Glenn Schaeffer, president, CFO, and treasurer of hotel-casino operator Mandalay Resort Group, agrees with Hart about the unpleasant rebound from knocking competitors. “We’re all domiciled in the same town; the major operators are all in Las Vegas,” he notes. “When demand is on the upswing, you pay attention to what the other guy says. We’re really describing the same environment.”
Still, “we do differ in pricing, property to property, and it’s very competitive and always will be,” says Schaeffer, whose company operates Mandalay Bay, Luxor, Circus Circus, and other casinos. When he’s asked to discuss chief rivals like MGM Mirage and Park Place Entertainment Inc., he’ll address their differing strategies, but little else. “I don’t make publicly challenging comments about our competition,” he says. And there’s another reason not to get too nasty with rivals, he adds: today’s competitor might be tomorrow’s partner. Mandalay, for example, is a part owner with MGM Mirage of the Monte Carlo casino.

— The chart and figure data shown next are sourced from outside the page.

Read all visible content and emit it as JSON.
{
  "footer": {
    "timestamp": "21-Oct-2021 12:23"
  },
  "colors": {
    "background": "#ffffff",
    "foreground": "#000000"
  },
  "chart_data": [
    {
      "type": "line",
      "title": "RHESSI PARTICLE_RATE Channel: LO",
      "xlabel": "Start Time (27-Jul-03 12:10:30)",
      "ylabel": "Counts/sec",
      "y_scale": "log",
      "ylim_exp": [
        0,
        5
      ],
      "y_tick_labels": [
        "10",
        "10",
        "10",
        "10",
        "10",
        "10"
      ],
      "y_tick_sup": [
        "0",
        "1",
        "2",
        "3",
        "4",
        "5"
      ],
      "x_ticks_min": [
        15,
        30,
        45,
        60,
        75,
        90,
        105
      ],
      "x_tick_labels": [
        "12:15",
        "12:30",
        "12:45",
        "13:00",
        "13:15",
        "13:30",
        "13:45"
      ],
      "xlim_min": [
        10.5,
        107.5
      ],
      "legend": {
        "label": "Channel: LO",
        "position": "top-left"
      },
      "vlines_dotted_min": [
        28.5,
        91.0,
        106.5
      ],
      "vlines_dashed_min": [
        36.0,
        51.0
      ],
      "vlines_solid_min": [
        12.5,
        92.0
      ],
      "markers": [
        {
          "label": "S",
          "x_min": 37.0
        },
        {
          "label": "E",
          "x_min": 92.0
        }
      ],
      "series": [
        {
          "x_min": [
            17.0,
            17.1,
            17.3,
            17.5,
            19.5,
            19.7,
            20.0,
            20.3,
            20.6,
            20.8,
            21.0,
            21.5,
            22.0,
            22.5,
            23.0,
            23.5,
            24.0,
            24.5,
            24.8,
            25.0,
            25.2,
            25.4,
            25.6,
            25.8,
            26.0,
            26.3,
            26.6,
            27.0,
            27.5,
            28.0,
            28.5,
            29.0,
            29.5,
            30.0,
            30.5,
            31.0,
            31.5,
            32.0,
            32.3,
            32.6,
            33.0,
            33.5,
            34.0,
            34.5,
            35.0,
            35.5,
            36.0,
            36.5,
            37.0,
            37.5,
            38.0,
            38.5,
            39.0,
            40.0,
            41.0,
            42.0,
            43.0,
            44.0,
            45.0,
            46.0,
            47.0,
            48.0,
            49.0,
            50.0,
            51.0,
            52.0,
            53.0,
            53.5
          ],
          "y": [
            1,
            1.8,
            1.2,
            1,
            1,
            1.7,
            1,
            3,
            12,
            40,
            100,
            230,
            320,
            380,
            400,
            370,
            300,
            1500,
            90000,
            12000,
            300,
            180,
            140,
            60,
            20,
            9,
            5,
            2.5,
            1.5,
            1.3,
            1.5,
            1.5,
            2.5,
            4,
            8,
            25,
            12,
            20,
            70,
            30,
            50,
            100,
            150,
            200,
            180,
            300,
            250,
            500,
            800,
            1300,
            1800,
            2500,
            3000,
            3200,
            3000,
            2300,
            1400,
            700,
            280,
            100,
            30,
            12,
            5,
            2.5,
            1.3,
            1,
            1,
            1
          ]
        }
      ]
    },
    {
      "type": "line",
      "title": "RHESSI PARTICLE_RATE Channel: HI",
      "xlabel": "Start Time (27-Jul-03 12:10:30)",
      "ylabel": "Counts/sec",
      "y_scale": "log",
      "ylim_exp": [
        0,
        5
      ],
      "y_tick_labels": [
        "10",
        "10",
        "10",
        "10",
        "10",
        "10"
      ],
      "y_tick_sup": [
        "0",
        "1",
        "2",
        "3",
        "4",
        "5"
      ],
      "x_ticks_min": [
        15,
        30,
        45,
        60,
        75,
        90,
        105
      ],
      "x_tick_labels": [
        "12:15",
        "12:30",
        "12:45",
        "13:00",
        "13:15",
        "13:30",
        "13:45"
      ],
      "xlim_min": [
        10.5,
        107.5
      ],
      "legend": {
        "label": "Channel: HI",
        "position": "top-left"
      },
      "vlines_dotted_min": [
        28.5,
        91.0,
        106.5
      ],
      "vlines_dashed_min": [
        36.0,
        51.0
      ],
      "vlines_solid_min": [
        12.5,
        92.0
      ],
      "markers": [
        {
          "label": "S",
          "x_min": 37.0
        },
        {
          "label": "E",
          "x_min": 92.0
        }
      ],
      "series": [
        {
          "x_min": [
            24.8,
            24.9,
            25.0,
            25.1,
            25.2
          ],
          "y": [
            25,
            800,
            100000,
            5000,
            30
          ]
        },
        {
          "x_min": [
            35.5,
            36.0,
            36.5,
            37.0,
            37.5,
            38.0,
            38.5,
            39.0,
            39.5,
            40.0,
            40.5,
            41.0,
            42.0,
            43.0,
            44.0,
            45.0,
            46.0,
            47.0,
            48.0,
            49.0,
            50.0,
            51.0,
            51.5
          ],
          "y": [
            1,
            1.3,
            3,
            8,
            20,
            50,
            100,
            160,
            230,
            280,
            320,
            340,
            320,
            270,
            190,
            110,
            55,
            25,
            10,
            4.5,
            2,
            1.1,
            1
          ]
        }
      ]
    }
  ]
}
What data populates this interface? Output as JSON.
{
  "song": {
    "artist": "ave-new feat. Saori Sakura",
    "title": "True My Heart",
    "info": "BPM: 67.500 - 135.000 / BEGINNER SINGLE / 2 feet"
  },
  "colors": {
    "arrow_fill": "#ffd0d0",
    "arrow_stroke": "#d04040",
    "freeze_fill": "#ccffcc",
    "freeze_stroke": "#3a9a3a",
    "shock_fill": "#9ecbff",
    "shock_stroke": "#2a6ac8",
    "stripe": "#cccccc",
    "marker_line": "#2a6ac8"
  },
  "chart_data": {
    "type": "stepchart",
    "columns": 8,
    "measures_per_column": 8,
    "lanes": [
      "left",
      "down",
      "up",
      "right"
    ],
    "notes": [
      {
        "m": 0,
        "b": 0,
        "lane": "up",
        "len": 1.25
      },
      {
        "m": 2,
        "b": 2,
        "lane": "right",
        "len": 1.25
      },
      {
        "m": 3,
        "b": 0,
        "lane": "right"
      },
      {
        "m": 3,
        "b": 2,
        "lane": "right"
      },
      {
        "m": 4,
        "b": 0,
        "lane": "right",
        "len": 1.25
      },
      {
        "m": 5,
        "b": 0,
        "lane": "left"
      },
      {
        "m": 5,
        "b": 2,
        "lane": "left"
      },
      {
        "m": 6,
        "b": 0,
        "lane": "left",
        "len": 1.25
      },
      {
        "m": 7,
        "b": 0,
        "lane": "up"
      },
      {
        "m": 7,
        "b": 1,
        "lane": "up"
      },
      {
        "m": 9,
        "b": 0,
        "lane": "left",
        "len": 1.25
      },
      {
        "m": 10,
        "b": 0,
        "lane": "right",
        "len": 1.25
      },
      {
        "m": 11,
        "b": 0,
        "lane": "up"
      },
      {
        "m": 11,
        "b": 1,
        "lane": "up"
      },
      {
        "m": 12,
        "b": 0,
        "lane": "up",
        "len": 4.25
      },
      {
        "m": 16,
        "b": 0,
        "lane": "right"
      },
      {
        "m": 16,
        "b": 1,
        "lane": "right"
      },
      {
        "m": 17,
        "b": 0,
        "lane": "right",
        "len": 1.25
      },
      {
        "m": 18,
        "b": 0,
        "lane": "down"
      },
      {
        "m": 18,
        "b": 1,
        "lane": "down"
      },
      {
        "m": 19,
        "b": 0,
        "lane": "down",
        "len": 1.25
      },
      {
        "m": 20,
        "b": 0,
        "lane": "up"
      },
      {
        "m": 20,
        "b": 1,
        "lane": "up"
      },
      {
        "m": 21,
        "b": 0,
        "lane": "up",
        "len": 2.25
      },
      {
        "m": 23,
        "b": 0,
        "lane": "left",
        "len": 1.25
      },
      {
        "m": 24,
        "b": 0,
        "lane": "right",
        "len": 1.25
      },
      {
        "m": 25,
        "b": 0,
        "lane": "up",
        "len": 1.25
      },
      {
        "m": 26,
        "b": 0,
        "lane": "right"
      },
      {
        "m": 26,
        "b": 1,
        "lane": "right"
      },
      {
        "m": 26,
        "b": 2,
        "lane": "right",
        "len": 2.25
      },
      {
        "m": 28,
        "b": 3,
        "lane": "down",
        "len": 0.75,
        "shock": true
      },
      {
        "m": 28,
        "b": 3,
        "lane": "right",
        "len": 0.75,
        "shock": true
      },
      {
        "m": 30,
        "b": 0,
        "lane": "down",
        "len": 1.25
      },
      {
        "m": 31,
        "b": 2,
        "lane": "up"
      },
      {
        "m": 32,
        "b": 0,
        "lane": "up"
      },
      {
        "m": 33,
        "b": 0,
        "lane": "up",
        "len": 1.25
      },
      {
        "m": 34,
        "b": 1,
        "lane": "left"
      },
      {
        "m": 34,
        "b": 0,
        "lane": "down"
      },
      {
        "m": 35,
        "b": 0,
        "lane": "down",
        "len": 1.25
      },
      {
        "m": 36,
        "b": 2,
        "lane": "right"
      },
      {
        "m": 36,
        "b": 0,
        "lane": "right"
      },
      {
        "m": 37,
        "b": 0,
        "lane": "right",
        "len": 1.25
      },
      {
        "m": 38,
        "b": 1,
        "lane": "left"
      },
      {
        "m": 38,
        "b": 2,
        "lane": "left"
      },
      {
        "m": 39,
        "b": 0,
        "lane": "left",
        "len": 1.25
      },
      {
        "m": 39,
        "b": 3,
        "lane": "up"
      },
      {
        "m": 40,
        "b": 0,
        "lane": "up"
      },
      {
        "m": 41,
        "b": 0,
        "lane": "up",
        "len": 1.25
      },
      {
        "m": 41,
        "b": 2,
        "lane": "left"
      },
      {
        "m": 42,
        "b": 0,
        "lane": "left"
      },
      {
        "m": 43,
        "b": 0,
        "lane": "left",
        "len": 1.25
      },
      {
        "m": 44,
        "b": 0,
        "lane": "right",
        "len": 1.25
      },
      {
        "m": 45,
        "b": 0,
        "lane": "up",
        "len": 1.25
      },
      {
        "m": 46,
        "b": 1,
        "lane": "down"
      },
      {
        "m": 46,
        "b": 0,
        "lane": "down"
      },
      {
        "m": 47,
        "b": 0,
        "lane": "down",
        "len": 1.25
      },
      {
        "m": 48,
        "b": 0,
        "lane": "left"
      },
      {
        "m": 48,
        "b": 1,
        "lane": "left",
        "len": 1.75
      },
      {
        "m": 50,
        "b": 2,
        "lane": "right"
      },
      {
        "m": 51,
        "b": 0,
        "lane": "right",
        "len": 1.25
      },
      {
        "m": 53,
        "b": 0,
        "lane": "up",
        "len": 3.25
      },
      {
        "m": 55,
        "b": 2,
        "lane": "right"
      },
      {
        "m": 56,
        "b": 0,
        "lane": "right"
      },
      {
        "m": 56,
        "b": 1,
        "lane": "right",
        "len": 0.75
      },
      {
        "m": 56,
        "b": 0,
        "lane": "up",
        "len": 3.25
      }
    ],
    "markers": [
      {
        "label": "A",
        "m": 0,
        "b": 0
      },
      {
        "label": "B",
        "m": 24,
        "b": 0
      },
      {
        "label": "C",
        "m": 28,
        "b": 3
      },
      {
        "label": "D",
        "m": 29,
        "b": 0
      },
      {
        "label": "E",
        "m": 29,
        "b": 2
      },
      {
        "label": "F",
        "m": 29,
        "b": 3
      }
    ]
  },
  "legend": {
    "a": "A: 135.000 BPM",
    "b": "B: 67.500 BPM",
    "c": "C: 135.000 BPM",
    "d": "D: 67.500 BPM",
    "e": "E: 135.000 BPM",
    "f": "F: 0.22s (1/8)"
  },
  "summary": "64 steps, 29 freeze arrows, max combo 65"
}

Things weren’t always so nice in Las Vegas, of course. Mandalay’s predecessor, Circus Circus Enterprises Inc., was bad-mouthed by rivals in the 1980s for being tacky, and for concentrating on family business rather than the industry’s main target, high-rollers. “We lived to tell about it,” Schaeffer says with a laugh, noting that family business is currently a staple of many hotel-casino operators in town, and that his own company now has upscale clientele to worry about. Indeed, he claims, “as Mandalay Resort Group, we’re more sensitive than any other company to rising room rates.”
While industry numbers may be more available in the hotel and gaming industries, Home Depot still tries to protect proprietary numbers — such as the results for individual product lines — from prying rival eyes, says CFO Tomé. And that helps its competitive juices flow, especially when another company’s strategies seem to be modeled on its own. Indeed, Tomé’s remarks about Lowe’s did have the kind of real purpose that Stanford’s Neale describes: to explain to the audience of finance executives why Home Depot is no longer making quarterly forecasts, which might be of more value to rivals than they would be to investors. (Not that investors have had a lot to cheer about lately: Home Depot was the Dow’s worst-performing stock in 2002.)
Tomé doesn’t like being critical, she says. “I think all companies should spend their time talking about their company, not the competition. That is certainly our approach.” She concedes that she is quite open in commenting on competitors to investors and analysts. But, she adds, “I’m quick to compliment Lowe’s, because they had a great year in 2002.”